The Assessment System
The Consortium’s assessment system comprises an integrated set of components, each one vital to the success of the others and all dependent upon the professionalism of the teacher-practitioners, the extensive collaboration and support they provide each other, and the active participation of students.
1. Student Work
Students complete written tasks that require extensive reading, writing, and revising and are then presented orally for external evaluation. The tasks grow out of curriculum and classroom discussions and allow for student contribution and choice.
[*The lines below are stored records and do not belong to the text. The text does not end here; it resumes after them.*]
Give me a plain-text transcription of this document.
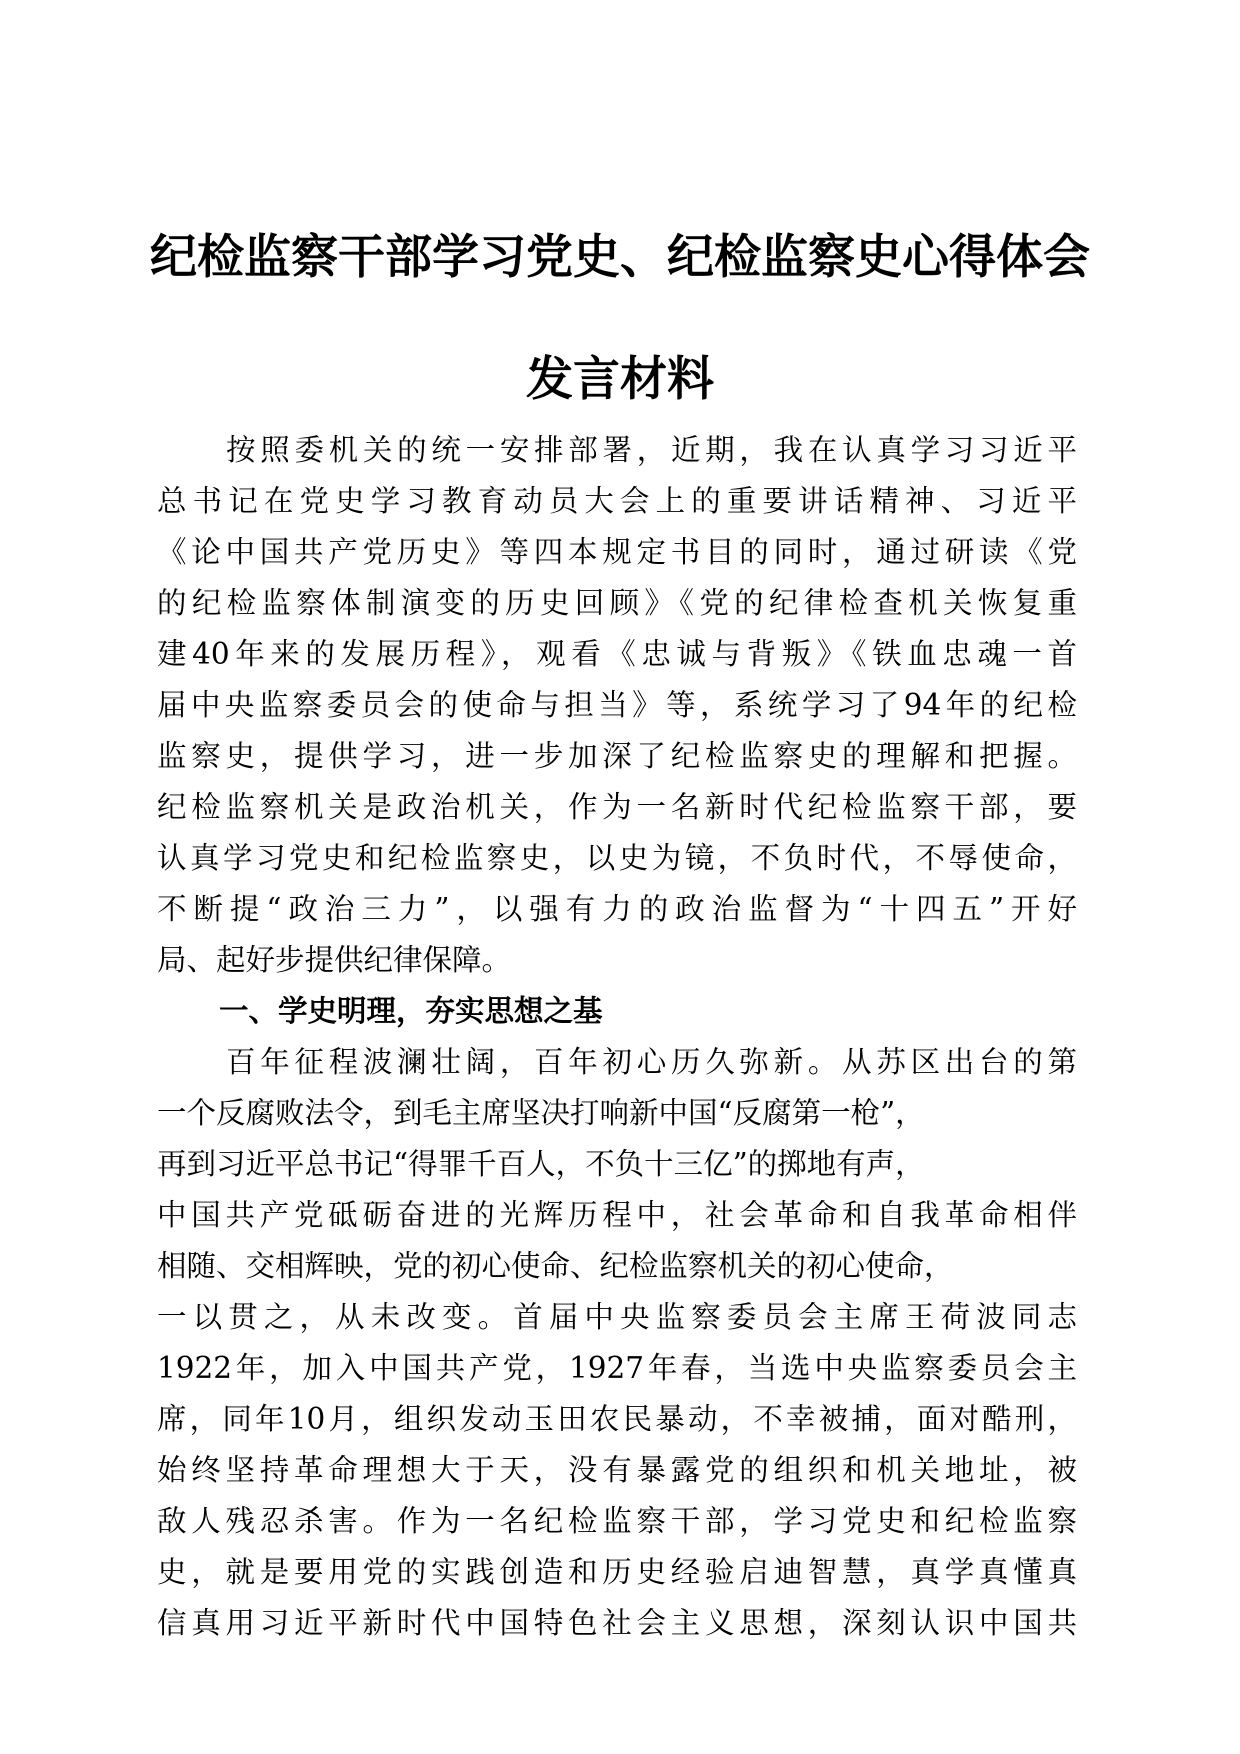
纪检监察干部学习党史、纪检监察史心得体会
发言材料
按照委机关的统一安排部署，近期，我在认真学习习近平
总书记在党史学习教育动员大会上的重要讲话精神、习近平
《论中国共产党历史》等四本规定书目的同时，通过研读《党
的纪检监察体制演变的历史回顾》《党的纪律检查机关恢复重
建40年来的发展历程》，观看《忠诚与背叛》《铁血忠魂一首
届中央监察委员会的使命与担当》等，系统学习了94年的纪检
监察史，提供学习，进一步加深了纪检监察史的理解和把握。
纪检监察机关是政治机关，作为一名新时代纪检监察干部，要
认真学习党史和纪检监察史，以史为镜，不负时代，不辱使命，
不断提“政治三力”，以强有力的政治监督为“十四五”开好
局、起好步提供纪律保障。
一、学史明理，夯实思想之基
百年征程波澜壮阔，百年初心历久弥新。从苏区出台的第
一个反腐败法令，到毛主席坚决打响新中国“反腐第一枪”，
再到习近平总书记“得罪千百人，不负十三亿”的掷地有声，
中国共产党砥砺奋进的光辉历程中，社会革命和自我革命相伴
相随、交相辉映，党的初心使命、纪检监察机关的初心使命，
一以贯之，从未改变。首届中央监察委员会主席王荷波同志
1922年，加入中国共产党，1927年春，当选中央监察委员会主
席，同年10月，组织发动玉田农民暴动，不幸被捕，面对酷刑，
始终坚持革命理想大于天，没有暴露党的组织和机关地址，被
敌人残忍杀害。作为一名纪检监察干部，学习党史和纪检监察
史，就是要用党的实践创造和历史经验启迪智慧，真学真懂真
信真用习近平新时代中国特色社会主义思想，深刻认识中国共
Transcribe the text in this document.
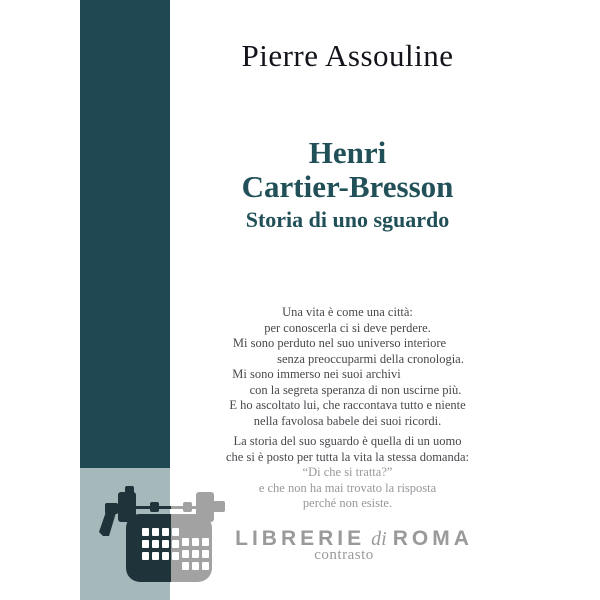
Pierre Assouline
Henri
Cartier-Bresson
Storia di uno sguardo
Una vita è come una città:
per conoscerla ci si deve perdere.
Mi sono perduto nel suo universo interiore
senza preoccuparmi della cronologia.
Mi sono immerso nei suoi archivi
con la segreta speranza di non uscirne più.
E ho ascoltato lui, che raccontava tutto e niente
nella favolosa babele dei suoi ricordi.
La storia del suo sguardo è quella di un uomo
che si è posto per tutta la vita la stessa domanda:
“Di che si tratta?”
e che non ha mai trovato la risposta
perché non esiste.
LIBRERIE di ROMA
contrasto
2. Graduation Requirements
Students must complete graduation-level written tasks and oral presentations, known as PBATs (performance-based assessment tasks), including an analytic essay on literature, a social studies research paper, an extended or original science experiment, and problem-solving at higher levels of mathematics. Students must also take and pass the NYS English Language Arts Regents exam. Schools may add on additional tasks, for example, in the creative arts, foreign language, and supervised internships.
3. System Accountability
Teachers design rubrics across the curriculum and revise them as needed. They also participate in annual Moderation Studies (for reliability), evaluating not only student work but also the assigned tasks. Curriculum meets state standards, ensuring validity; predictive validity is achieved through college attendance data.
4. Professional Development
Underpinning the assessment system is the extensive teacher-led professional development offered both by the Consortium’s Center for Inquiry and at individual schools. Consortium teachers and staff collaborate on curriculum and rubrics, design courses that are content-rich and support student questioning and voice, author books and articles, annotate reading lists, and serve as mentors for each other, visiting classrooms, participating in PBAT presentations, and leading workshops throughout the year.
5. External Evaluation
Student presentations are assessed by external evaluators using Consortium rubrics. In addition, Consortium schools are evaluated by department of education superintendents, members of the Performance Assessment Review Board (PAR Board), and are the subjects of research reports overseen by prominent educators from colleges, universities, and other education institutions.